No laboratório de labirintos de sofrimento
Os gemidos de dor somam-se em cada boca
múltiplicam-se pelas bocas, olhos, gestos e expressões
O que resta de vida não é suficiente para a subtrair
Essa dor sobrepõe-se a qualquer intuição de revolta

Na curva dos limites do sofrimento
Cansados, os corpos declaram-se vencidos
Convertem-se em labirintos individualizados
que se reflectem em sombras de vestígios de humanidade

Esgotados, os seus corpos continuam de carne como antes
Agora com menos carne, menos sangue, menos ossos
Amanhã contendo menos indícios de dor
Em cada dia passado, mais perto de ser sombras
mais longe de voltarem a ser carne
cada vez mais encerrados na impossibilidade de regeneração
Cada vez mais encurralados nesses seus labirintos

Por baixo do que resta da carne, no local de sempre
Os úteros também subsistem
Mas as vidas dos que neles nasceram tornaram-se memórias
os seus corpos apodrecem como sombras em sacos amnióticos de pedras e lama
E os úteros que os geraram tornaram-se caixas de ressonância de morte
meticulosamente afinadas por diapasões viciados

Os úteros continuarão a existir
porém, a administração exagerada de sofrimento
tornou-os incapazes de voltar a gerar vida
e aqueles que nunca a geraram fizeram-se inférteis

Neste laboratório,
A vida gera-se debaixo do chão
De lá irrompem mãos, braços, cabeças
vêm hinos de ajuda
Embaixo do chão ficarão se ninguém os ouvir
se ninguém lhes emprestar pelo menos uma mão

As vidas permanecem flutuantes
com mais intensidade do que durante o breve tremor da mãe
Um momento que se tornou eterno
Um momento pelo qual se condenam,
nos olhos uma lágrima

As memórias tornam-se lápides que imortalizam
Olhares prostrados em labirintos de sofrimento
Corpos dobrados pelo cansaço
Gestos de quem não esconde mais uma derrota
Bocas que pronunciam o vazio das palavras
Pernas que mais do que procurar uma saída
parecem querer andar para trás
regressar ao ponto de partida desse labirinto
sair deste laboratório

Se pudesse trocaria...
O teu pelo meu lugar
Os teus pelos meus medos
O teu presente pelo meu futuro

Se houvesse magistratura divina...
O teu sangue continuaria a correr-te nas veias
e seria o meu misturado no pó
Se… Se... e Se

Como os ses parecem não fazer sentido nesta realidade do impossível
Troco a tua dor por esta minha raiva
Troco o teu silêncio por este meu grito
Agora,
Empresta-me a tua dignidade apenas por um instante

terça-feira, 12 de janeiro de 2010

Triplicações do pretérito no presente

Dalí, The Persistence of Memory , 1931. Oil on canvas, 24 x 33 cm.

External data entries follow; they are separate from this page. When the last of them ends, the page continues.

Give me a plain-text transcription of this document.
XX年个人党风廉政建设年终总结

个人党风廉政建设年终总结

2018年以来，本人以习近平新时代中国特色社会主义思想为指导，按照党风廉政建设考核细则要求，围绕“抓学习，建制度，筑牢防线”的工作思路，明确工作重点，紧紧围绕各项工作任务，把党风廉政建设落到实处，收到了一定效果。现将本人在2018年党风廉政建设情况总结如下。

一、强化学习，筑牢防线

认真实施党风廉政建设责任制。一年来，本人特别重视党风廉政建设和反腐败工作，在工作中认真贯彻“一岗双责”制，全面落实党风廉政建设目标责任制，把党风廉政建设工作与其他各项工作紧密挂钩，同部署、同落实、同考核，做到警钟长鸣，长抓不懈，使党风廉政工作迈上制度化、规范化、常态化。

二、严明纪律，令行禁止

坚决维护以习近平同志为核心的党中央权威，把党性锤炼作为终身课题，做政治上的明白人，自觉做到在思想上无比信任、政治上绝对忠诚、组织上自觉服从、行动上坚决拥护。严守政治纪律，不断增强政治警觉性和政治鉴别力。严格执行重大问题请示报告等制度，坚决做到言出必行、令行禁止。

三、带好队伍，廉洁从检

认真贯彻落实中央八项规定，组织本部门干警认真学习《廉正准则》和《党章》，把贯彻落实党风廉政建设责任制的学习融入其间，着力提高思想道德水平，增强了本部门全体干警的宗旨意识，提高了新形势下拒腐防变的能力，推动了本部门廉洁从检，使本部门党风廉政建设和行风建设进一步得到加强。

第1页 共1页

The Museum of Modern Art, New York


São três as memórias
Nódoas de diferentes pretéritos num mesmo presente
Distorcidas pelos vincos das formas onde jazem derretidas

Que pequenas são estas memórias
Que se distinguem nas aparências
nas tonalidades das cores
nas melodias e aromas
Que se singularizam pelos lugares em que estão esculpidas

São pequenas, porém
eliminam todos os outros elementos do momento
O momento que não é o presente destas memórias
é apenas o cenário onde essas assumem o papel principal

São memórias contraditórias aparentemente reconciliadas
Pela contiguidade
Porque cada uma
faz esquecer o incesto entre o mar e a montanha
Porque todas
se encurvam em organismos
decapitados pelo peso das lembranças
secos pela fricção do suceder do tempo

Neste presente
Sob o céu que hesita na cor com que se pinta
Sobre a terra negra e obstinadamente húmida
Nesse intervalo
Brota a memória primordial
em cima do que resta de um animal de pêlo branco puro
como num pretérito original era a inocência do seu pintor

Memória seguinte
A cor menos inocente
confessa a insistência no erro
Revela-se numa oscilação entre a natureza e mecanismos artificiais
entre o vermelho e uma outra cor,
que não encontra tradução em palavras

Ao lado,
Numa árvore genealógica mutilada
sem raízes
e de um ramo só
como que pintada por um aprendiz na arte da poda
Estende-se outra memória
insistindo na aproximação às mais antigas
Dobrada pela indiferença das outras

Ilusão óptica
Jogo de espelhos
Estas memórias lutam pelo afastamento entre si
fogem à terra rastejando em direcção ao céu

Esta triplicação de memórias no presente
nesta tela
Esboça uma vã tentativa de redenção
A última hipótese do pintor narrar as memórias à sua maneira
para parir crença na sua história
para perpetuar uma outra versão dos pretéritos

Este é o momento do pintor
De reconciliação interior
A terapia contra a persistência da verdade

O que ele não sabe é que...
Não se exila as memórias
com quadros fechados em museus
nem se as prende com pontos finais
Não se reinventa as memórias
alterando-lhes as cores e as formas
nem usando sinónimos ou antónimos

As memorias perseguem-nos
Estão cravadas na carne
e quando não houver carne
Ficam a pairar por aí
Em jeito de emboscada
à espera que a alguém as escute e reproduza
à espera de recarnificação
À espera de ti!

sexta-feira, 8 de janeiro de 2010

Uma espécie de recensão crítica


Memória de um Inconformista – Crónicas
Gonzalo Torrente Ballester
[Tradução e notas de António Gonçalves]
Âmbar, Porto, 2006,
467 pp.







Gonzalo Torrente Ballester (1910-1999) é considerado um dos principais intelectuais espanhóis do século XX, cuja obra conta com cerca de meia centena de livros repartidos pelo romance, teatro, ensaio e jornalismo. Qualificado e premiado como um dos melhores escritores espanhóis - o “senhor das palavras”, também foi jornalista e, tal como a certa altura se intitulou, sobretudo, “um excelente professor”.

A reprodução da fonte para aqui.